Dvé: Improving DRAM Reliability and Performance On-Demand via Coherent Replication

Patil

Balasubramonian

et al. 2021

As technologies continue to shrink, memory system failure rates have increased, demanding support for stronger forms of reliability. In this work, we take inspiration from the two-tier approach that decouples correction from detection and explore a novel extrapolation. We propose Dvé, a hardwaredriven replication mechanism where data blocks are replicated in 2 different sockets across a cache-coherent NUMA system. Each data block is also accompanied by a code with strong error detection capabilities so that when an error is detected, correction is performed using the replica. Such an organization has the advantage of offering two independent points of access to data which enables: (a) strong error correction that can recover from a range of faults affecting any of the components in the memory, upto and including the memory controller, and (b) higher performance by providing another nearer point of memory access. Dvé realizes both of these benefits via Coherent Replication, a technique that builds on top of existing cache coherence protocols for not only keeping the replicas in sync for reliability, but also to provide coherent access to the replicas during fault-free operation for performance. Dvé can flexibly provide these benefits on-demand by simply using the provisioned memory capacity which, as reported in recent studies, is often underutilized in today's systems. Thus, Dvé introduces a unique design point that offers higher reliability and performance for workloads that do not require the entire memory capacity.

Āpta: Fault-tolerant object-granular CXL disaggregated memory for accelerating FaaS

Patil

Nikoleris

et al. 2023

As cloud workloads increasingly adopt the faulttolerant Function-as-a-Service (FaaS) model, demand for improved performance has increased. Alas, the performance of FaaS applications is heavily bottlenecked by the remote object store in which FaaS objects are maintained. We identify that the upcoming CXL-based cache-coherent disaggregated memory is a promising technology for maintaining FaaS objects.
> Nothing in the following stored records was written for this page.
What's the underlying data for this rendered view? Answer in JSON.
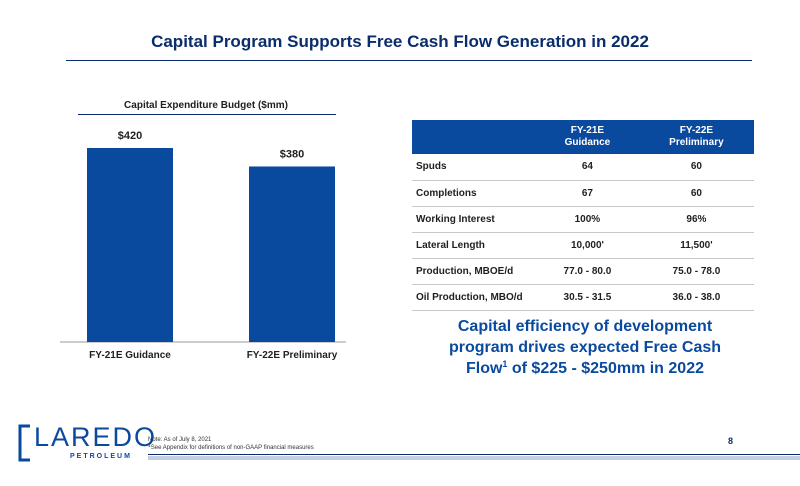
{
  "slide": {
    "title": "Capital Program Supports Free Cash Flow Generation in 2022",
    "page_number": "8"
  },
  "chart_data": {
    "type": "bar",
    "title": "Capital Expenditure Budget ($mm)",
    "categories": [
      "FY-21E Guidance",
      "FY-22E Preliminary"
    ],
    "values": [
      420,
      380
    ],
    "data_labels": [
      "$420",
      "$380"
    ],
    "bar_color": "#0a4a9e",
    "ylim": [
      0,
      420
    ],
    "grid": false,
    "xlabel": "",
    "ylabel": ""
  },
  "table": {
    "headers": [
      "",
      "FY-21E\nGuidance",
      "FY-22E\nPreliminary"
    ],
    "rows": [
      [
        "Spuds",
        "64",
        "60"
      ],
      [
        "Completions",
        "67",
        "60"
      ],
      [
        "Working Interest",
        "100%",
        "96%"
      ],
      [
        "Lateral Length",
        "10,000'",
        "11,500'"
      ],
      [
        "Production, MBOE/d",
        "77.0 - 80.0",
        "75.0 - 78.0"
      ],
      [
        "Oil Production, MBO/d",
        "30.5 - 31.5",
        "36.0 - 38.0"
      ]
    ]
  },
  "callout": {
    "line1": "Capital efficiency of development",
    "line2": "program drives expected Free Cash",
    "line3_pre": "Flow",
    "line3_sup": "1",
    "line3_post": " of $225 - $250mm in 2022"
  },
  "footer": {
    "logo_word": "LAREDO",
    "logo_sub": "PETROLEUM",
    "note_line1": "Note: As of July 8, 2021",
    "note_sup": "1",
    "note_line2": "See Appendix for definitions of non-GAAP financial measures"
  },
  "colors": {
    "brand_blue": "#0a4a9e",
    "navy": "#0b2d6b"
  }
}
Our analysis indicates that CXL's low-latency, high-bandwidth access characteristics coupled with compute-side caching of objects, provides significant performance potential over an in-memory RDMA-based object store.We observe however that CXL lacks the requisite level of faulttolerance necessary to operate at an inter-server scale within the datacenter. Furthermore, its cache-line granular accesses impose inefficiencies for object-granular data store accesses.We propose Āpta, a CXL-based object-granular memory interface for maintaining FaaS objects. Āpta's key innovation is a novel fault-tolerant coherence protocol for keeping the cached objects consistent without compromising availability in the face of compute server failures. Our evaluation of Āpta using 6 full FaaS application workflows (totaling 26 functions) indicates that it outperforms a state-of-the-art fault-tolerant object caching protocol on an RDMA-based system by 21-90% and an uncached CXL-based system by 15-42%.